Commented Zoocheck Canada founder and WSPA representative Rob
Laidlaw to BBC environment correspondent Alex Kirby, “Indonesia is
home to some of the worst zoos in the world today,” among which
Laidlaw and the other report authors singled out the Perancak Tourist
Park in Bali as the worst, “beyond rehabilitation” and in need of
immediate closure.
Animal Conservation for Life member Purwo Kuncoro told Claire
Harvey of the Jakarta Post that many of the Perancak Tourist Park
animals “have been so badly neglected that many cannot be saved.
They would have to be euthanized.”
Harvey affirmed the conditions for herself in an April visit
with Purwo and fellow Animal Conservation for Life member Wita
Wahyudi. Harvey described a starving boar, a cassowary in a cage
too small for her, and crocociles who were apparently fed on dog
meat. The zoo managers and Indonesian forestry department, which
has regulatory authority over wildlife, claimed to have no contact
information for owner Murah Hardono.
“While funding is certainly a problem in many Indonesian
zoos,” said Laidlaw in a written statement, “I do not believe it is
a primary cause of the grossly substandard conditions we encountered.
Building new exhibits and restructuring entire zoos can be expensive,
but tremendous improvements in animal husbandry, housing, and
welfare can still be achieved when resources are lacking. This is
often accomplished through low-tech enclosure modifications, changes
to husbandry protocols, and changes to zoo management policies and
Laidlaw went on to give numerous specific examples of
improvements that could be made without spending any money at all.
Many Indonesian zookeepers illegally sell animals to
supplement their wages, WSPA and Animal Conservation for Life
accused. The inspectors said they were offered chances to buy a bear
cub, several African lions, and a tiger skin.
“One zookeeper told the police he had sold animals to a
number of influential people including the governor of Jakarta, who
immediately denied the allegation,” wrote Rita A. Widiadana of the
Jakarta Post.
“It is very hard to fight against the illegal trade, since
it is reported to involve generals, prominent businessmen, and
high-ranking officials,” Purwo told Widiadana.

Nigeria/Malay link

Even as she spoke, the International Primate Protection
League fingered an alleged fly-by-night firm called Jubreel B.
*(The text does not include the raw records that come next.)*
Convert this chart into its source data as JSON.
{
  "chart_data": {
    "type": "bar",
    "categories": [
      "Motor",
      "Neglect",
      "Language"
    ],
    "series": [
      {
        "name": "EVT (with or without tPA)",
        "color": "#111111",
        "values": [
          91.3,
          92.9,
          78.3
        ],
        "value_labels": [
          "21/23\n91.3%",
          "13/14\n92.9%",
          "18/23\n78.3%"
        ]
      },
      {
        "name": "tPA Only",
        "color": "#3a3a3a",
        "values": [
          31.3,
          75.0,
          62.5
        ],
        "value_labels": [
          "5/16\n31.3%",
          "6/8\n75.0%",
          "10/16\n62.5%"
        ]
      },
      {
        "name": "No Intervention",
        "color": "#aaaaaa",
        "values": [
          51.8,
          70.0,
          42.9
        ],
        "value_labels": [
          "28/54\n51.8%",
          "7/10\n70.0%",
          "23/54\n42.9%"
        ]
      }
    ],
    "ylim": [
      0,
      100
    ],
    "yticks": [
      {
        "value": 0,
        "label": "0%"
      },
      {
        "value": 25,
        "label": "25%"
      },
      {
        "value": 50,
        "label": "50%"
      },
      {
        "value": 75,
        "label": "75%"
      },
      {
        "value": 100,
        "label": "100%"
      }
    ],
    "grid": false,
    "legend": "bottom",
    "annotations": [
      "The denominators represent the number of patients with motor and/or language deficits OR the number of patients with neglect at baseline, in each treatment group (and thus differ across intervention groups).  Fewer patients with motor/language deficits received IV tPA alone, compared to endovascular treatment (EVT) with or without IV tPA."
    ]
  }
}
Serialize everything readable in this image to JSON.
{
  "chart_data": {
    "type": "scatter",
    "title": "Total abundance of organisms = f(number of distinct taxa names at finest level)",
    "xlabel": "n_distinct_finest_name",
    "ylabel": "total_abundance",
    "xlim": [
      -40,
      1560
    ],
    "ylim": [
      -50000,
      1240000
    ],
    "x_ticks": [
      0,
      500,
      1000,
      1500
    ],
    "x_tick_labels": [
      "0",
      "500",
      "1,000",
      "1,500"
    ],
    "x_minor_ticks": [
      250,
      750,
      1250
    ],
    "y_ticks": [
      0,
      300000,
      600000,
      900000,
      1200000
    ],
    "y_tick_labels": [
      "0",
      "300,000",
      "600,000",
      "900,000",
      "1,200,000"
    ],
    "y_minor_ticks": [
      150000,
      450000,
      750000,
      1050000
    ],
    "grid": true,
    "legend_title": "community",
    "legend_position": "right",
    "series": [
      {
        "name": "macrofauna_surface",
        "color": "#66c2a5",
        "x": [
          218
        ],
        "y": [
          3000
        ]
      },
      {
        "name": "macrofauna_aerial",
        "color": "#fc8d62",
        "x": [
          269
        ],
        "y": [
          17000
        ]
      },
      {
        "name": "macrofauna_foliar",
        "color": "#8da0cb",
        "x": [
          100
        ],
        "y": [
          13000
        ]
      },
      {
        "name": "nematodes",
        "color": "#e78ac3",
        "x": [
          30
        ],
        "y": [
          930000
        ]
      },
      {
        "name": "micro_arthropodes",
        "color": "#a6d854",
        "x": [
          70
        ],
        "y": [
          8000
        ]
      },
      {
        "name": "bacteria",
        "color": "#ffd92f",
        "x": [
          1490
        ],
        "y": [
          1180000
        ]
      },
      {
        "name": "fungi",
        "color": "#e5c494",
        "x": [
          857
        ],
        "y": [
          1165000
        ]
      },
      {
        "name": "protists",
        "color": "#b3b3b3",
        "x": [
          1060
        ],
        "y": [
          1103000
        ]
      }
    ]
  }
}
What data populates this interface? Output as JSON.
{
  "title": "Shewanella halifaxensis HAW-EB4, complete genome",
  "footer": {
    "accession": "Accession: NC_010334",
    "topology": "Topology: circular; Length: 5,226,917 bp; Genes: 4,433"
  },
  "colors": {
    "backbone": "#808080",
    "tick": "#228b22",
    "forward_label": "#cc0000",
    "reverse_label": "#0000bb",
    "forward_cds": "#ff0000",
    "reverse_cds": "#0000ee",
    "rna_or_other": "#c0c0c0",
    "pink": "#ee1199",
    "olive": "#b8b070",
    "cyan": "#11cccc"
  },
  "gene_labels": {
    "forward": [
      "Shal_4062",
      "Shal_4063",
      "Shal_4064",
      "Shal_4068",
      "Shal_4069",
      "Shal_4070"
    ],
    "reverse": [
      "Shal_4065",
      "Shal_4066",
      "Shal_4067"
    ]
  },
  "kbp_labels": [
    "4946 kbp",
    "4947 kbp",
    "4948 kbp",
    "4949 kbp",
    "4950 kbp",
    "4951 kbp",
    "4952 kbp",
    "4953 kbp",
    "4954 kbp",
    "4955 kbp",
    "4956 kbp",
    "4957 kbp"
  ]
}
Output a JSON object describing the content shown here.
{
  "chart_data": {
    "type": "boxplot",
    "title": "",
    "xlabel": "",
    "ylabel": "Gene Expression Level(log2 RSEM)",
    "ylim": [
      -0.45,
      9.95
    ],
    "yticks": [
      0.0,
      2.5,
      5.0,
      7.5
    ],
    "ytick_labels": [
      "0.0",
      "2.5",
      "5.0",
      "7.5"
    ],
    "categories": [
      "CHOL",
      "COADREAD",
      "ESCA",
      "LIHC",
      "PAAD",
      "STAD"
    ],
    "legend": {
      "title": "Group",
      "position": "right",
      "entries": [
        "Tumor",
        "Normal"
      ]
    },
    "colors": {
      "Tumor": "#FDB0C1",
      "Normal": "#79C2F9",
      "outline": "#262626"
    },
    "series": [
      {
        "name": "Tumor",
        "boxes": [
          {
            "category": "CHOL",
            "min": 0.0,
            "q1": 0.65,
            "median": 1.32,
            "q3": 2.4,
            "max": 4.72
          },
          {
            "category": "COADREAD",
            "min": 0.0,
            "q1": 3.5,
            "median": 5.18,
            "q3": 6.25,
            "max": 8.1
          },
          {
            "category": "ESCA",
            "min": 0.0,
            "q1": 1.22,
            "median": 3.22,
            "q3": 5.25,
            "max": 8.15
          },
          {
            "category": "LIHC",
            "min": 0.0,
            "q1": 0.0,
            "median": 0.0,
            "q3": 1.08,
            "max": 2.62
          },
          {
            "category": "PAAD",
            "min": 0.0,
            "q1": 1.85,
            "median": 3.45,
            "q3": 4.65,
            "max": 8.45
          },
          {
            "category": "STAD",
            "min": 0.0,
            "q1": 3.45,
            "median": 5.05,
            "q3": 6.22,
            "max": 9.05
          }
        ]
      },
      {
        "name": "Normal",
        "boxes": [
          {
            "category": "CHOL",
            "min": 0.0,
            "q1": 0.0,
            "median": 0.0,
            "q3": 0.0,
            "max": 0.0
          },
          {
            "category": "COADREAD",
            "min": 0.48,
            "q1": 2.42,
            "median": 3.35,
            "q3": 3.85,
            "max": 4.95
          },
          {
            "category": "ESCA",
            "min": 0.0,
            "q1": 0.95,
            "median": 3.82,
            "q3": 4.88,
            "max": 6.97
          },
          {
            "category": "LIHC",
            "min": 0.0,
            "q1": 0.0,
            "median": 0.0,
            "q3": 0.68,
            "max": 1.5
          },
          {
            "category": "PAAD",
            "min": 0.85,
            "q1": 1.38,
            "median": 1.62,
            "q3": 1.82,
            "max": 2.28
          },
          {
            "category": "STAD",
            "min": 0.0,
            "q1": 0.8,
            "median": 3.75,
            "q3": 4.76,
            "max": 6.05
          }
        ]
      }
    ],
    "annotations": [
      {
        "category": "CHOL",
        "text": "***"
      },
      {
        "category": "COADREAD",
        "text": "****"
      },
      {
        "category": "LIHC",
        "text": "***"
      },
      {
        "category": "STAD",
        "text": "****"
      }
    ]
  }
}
Odukoya & Associates, “located in Penang, Malaysia, headed by a
Nigerian national” for soliciting purchasers for four infant
gorillas, at $1.6 million; four baby chimpanzees at $50,000 each;
and four baby mandrills at $125,000 each.
“All of these species are fully protected by the Convention
on International Trade in Endangered Species,” IPPL founder Shirley
McGreal noted.
In January 2001, soon after Odukoya faxed out his price
list, the Taiping Zoo in northern Perak state, Malaysia, acquired
four baby gorillas from Nigeria. Taiping Zoo director Kevin Lazarus
told Agence France-Presse that the gorillas were obtained in trade
for tigers, sun bears, and other species native to Malaysia, who
are to be sent to a Nigerian zoo believed to be the newly founded zoo
in Abuja, the Nigerian capital city since 1991.
“It is our understanding that the export of the animals is
supposed to have involved the new Abuja zoo, with claims of captive
birth at this facility possibly having been made,” McGreal said.
“The Abuja zoo has no gorillas, and therefore, no gorilla births.
This kind of transaction, involving wild-caught gorillas procured by
the shooting of their mothers and protective adults in their group is
what CITES was designed to prevent,” McGreal charged.
Lazarus insisted that there was no wrong-doing.
In Sumpitan, Malaysia, investors meanwhile proceeded with
plans to open a deer park which will sell venison to the public and
lease fawns “to selected young entrepreneurs to enable them to dabble
in the exotic meat trade,” reported Raslan Baharom of the Malaysia
Mazwin Nik Anis and Lam Li of the same paper followed the
search for a seven-year-old panther, transferred from the Malacca
Zoo to the Johor Zoo on May 7, who on May 25 jumped a fence and
escaped into the surrounding suburbs.